Many athletes at the twins’ level resort to homeschooling, to allow for more training and to relieve some of the stress that comes with attending a conventional high school. Luke recently weighed the pros and cons of moving to Los Angeles — a city that lives and breathes dance — but decided against it, as he wants to finish high school with Liam.
Even if the twins are technically students at an average public high school, the two are missing out on much of the “quintessential” high school experience for their sports. Especially for Liam — the “social butterfly” of the two, he said — constantly missing out on the parties, events and activities his friends take part in can be frustrating.
“I’m a super emotional person, and I just love being around people,” Liam said. “I feel like, without my friends, I wouldn’t really be happy at all. … But at the same time, it sometimes distracts me from my goals.”
Even though the pair has had to figure out how to juggle practicing their sports while leaving time for friends and family, they’ve found a way to stay up-to-date with their friends: social media, and they’ve amassed an Instagram following of more than 25,000 and combined TikTok following of nearly 240,000.
But being “micro-influencers” — regularly releasing content on social media platforms — also means that an even wider audience ends up making assumptions about the twins, simply based on their large followings.
“Their reputation precedes them,” Coan said. “People really need to understand that they are people too. … Once you start seeing them like that, you’ll realize that they’re very deep individuals and have so much to offer.”
People have even gone so far as to send the twins’ videos or posts to Coan, saying that they’re “cringey” or embarrassing, according to Coan.
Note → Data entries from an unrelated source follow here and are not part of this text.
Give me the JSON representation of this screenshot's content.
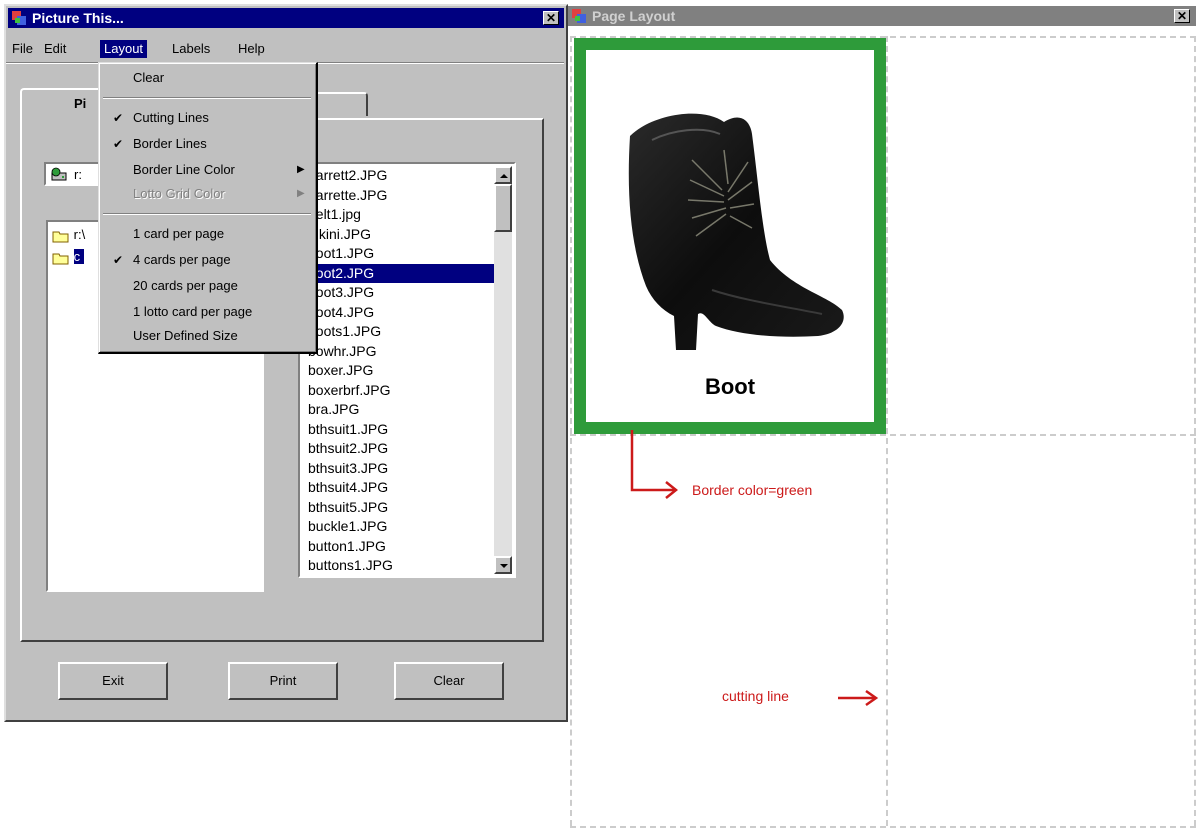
{
  "app_window": {
    "title": "Picture This...",
    "menu": [
      "File",
      "Edit",
      "Layout",
      "Labels",
      "Help"
    ],
    "active_menu": "Layout",
    "tab_label": "Pi",
    "drive_label": "r:",
    "directories": [
      "r:\\",
      "c"
    ],
    "selected_directory": "c",
    "files": [
      "barrett2.JPG",
      "barrette.JPG",
      "belt1.jpg",
      "bikini.JPG",
      "boot1.JPG",
      "boot2.JPG",
      "boot3.JPG",
      "boot4.JPG",
      "boots1.JPG",
      "bowhr.JPG",
      "boxer.JPG",
      "boxerbrf.JPG",
      "bra.JPG",
      "bthsuit1.JPG",
      "bthsuit2.JPG",
      "bthsuit3.JPG",
      "bthsuit4.JPG",
      "bthsuit5.JPG",
      "buckle1.JPG",
      "button1.JPG",
      "buttons1.JPG"
    ],
    "selected_file": "boot2.JPG",
    "buttons": {
      "exit": "Exit",
      "print": "Print",
      "clear": "Clear"
    }
  },
  "layout_menu": {
    "items": [
      {
        "label": "Clear",
        "checked": false,
        "submenu": false,
        "disabled": false
      },
      {
        "label": "Cutting Lines",
        "checked": true,
        "submenu": false,
        "disabled": false
      },
      {
        "label": "Border Lines",
        "checked": true,
        "submenu": false,
        "disabled": false
      },
      {
        "label": "Border Line Color",
        "checked": false,
        "submenu": true,
        "disabled": false
      },
      {
        "label": "Lotto Grid Color",
        "checked": false,
        "submenu": true,
        "disabled": true
      },
      {
        "label": "1 card per page",
        "checked": false,
        "submenu": false,
        "disabled": false
      },
      {
        "label": "4 cards per page",
        "checked": true,
        "submenu": false,
        "disabled": false
      },
      {
        "label": "20 cards per page",
        "checked": false,
        "submenu": false,
        "disabled": false
      },
      {
        "label": "1 lotto card per page",
        "checked": false,
        "submenu": false,
        "disabled": false
      },
      {
        "label": "User Defined Size",
        "checked": false,
        "submenu": false,
        "disabled": false
      }
    ]
  },
  "page_layout_window": {
    "title": "Page Layout",
    "card_label": "Boot",
    "border_color": "#2e9b3a",
    "annotations": {
      "border": "Border color=green",
      "cutting": "cutting line"
    }
  },
  "colors": {
    "title_active": "#000080",
    "title_inactive": "#808080",
    "selection": "#000080",
    "annotation": "#cc1a1a"
  }
}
Liam was once verbally harassed during a baseball game, and was called “thirst trap” by the opposing team’s players, in reference to his TikTok videos.
But despite the difficulties that come with having social media accounts, the twins don’t refrain from doing what they love just because of other people, Coan said.
“They’re both forces,” Coan said. “[With] this whole public persona, [they] just take it as a joke, but in private, they communicate to their friends about it.”
All the sacrifices — the late nights studying, the missed social events, the strict regimens and so much more — are worth it, though, Liam and Luke said. The twins, or “work machines,” as Coan calls them, both agree that there’s nothing they’d rather be doing than the sports they love, at whatever cost.
“[Liam and I] are committed to what we do, no matter whatever else we’re doing,” Luke said. “We put our focus, our time and our bodies into what we love. We are driven to work harder than anyone else, I guess. We’re driven to be competitive.”